Our missteps were not our epitaph; they were our schoolmaster.  

And now that we learned, it’s time that we must live.

Maybe this is what apostle Paul meant when he said  

And we know that all things work together for good to those who love God, to those who are the called according to His purpose. (Romans 8:28 NKJV)

4 thoughts on “How to Overcome Past Mistakes and Regret

  1. Good word, Jathan! I’m heartened by Moses’ experience. The Bible devotes exactly ONE chapter to his first 80 years (a mixture of hubris and invisibility), and 135 chapters to his final 40 years. Here’s to a great “third act”!

  2. Jathan, You said, “One might argue that Roy could have easily been just as grounded had he not sabotaged himself and misspent his youth. In which case, he would have had it all — the greatest baseball player of all time and a downright nice guy to boot.”

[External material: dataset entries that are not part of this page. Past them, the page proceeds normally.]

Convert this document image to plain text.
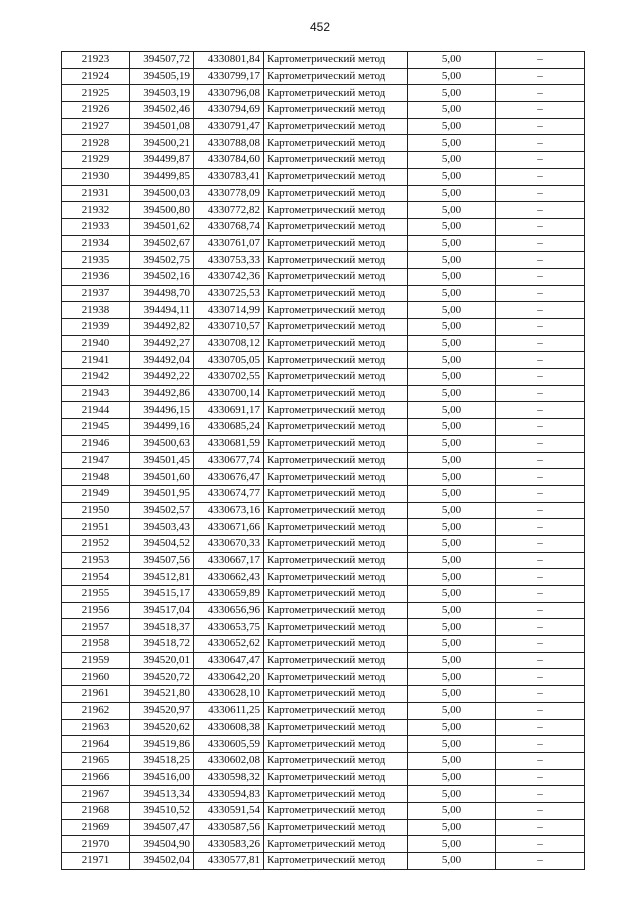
452
21923	394507,72	4330801,84	Картометрический метод	5,00	–
21924	394505,19	4330799,17	Картометрический метод	5,00	–
21925	394503,19	4330796,08	Картометрический метод	5,00	–
21926	394502,46	4330794,69	Картометрический метод	5,00	–
21927	394501,08	4330791,47	Картометрический метод	5,00	–
21928	394500,21	4330788,08	Картометрический метод	5,00	–
21929	394499,87	4330784,60	Картометрический метод	5,00	–
21930	394499,85	4330783,41	Картометрический метод	5,00	–
21931	394500,03	4330778,09	Картометрический метод	5,00	–
21932	394500,80	4330772,82	Картометрический метод	5,00	–
21933	394501,62	4330768,74	Картометрический метод	5,00	–
21934	394502,67	4330761,07	Картометрический метод	5,00	–
21935	394502,75	4330753,33	Картометрический метод	5,00	–
21936	394502,16	4330742,36	Картометрический метод	5,00	–
21937	394498,70	4330725,53	Картометрический метод	5,00	–
21938	394494,11	4330714,99	Картометрический метод	5,00	–
21939	394492,82	4330710,57	Картометрический метод	5,00	–
21940	394492,27	4330708,12	Картометрический метод	5,00	–
21941	394492,04	4330705,05	Картометрический метод	5,00	–
21942	394492,22	4330702,55	Картометрический метод	5,00	–
21943	394492,86	4330700,14	Картометрический метод	5,00	–
21944	394496,15	4330691,17	Картометрический метод	5,00	–
21945	394499,16	4330685,24	Картометрический метод	5,00	–
21946	394500,63	4330681,59	Картометрический метод	5,00	–
21947	394501,45	4330677,74	Картометрический метод	5,00	–
21948	394501,60	4330676,47	Картометрический метод	5,00	–
21949	394501,95	4330674,77	Картометрический метод	5,00	–
21950	394502,57	4330673,16	Картометрический метод	5,00	–
21951	394503,43	4330671,66	Картометрический метод	5,00	–
21952	394504,52	4330670,33	Картометрический метод	5,00	–
21953	394507,56	4330667,17	Картометрический метод	5,00	–
21954	394512,81	4330662,43	Картометрический метод	5,00	–
21955	394515,17	4330659,89	Картометрический метод	5,00	–
21956	394517,04	4330656,96	Картометрический метод	5,00	–
21957	394518,37	4330653,75	Картометрический метод	5,00	–
21958	394518,72	4330652,62	Картометрический метод	5,00	–
21959	394520,01	4330647,47	Картометрический метод	5,00	–
21960	394520,72	4330642,20	Картометрический метод	5,00	–
21961	394521,80	4330628,10	Картометрический метод	5,00	–
21962	394520,97	4330611,25	Картометрический метод	5,00	–
21963	394520,62	4330608,38	Картометрический метод	5,00	–
21964	394519,86	4330605,59	Картометрический метод	5,00	–
21965	394518,25	4330602,08	Картометрический метод	5,00	–
21966	394516,00	4330598,32	Картометрический метод	5,00	–
21967	394513,34	4330594,83	Картометрический метод	5,00	–
21968	394510,52	4330591,54	Картометрический метод	5,00	–
21969	394507,47	4330587,56	Картометрический метод	5,00	–
21970	394504,90	4330583,26	Картометрический метод	5,00	–
21971	394502,04	4330577,81	Картометрический метод	5,00	–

    I’m afraid I would be inclined to believe that Roy became who he was because of the things he suffered. There’s something unbelievable that happens when we are in pain, or we suffer from disappointment. We become more teachable. So then the question must be answered, would we trade what we’ve learned from the hardest things in our life for a life with less struggle if it meant our character might not be what it is today?

    And that is one that’s hard to answer. We don’t know. How could we? Enjoyed your post.

    1. I’m right their with you in that, Anne. In my youth, however, I would have naively argued with you.

      And yes, I would have never been as open to God teaching me the lessons learned had it not been for the stern voice of pain.

      “Those he loved he also chastens.”

      I’m thankful for a loving savior.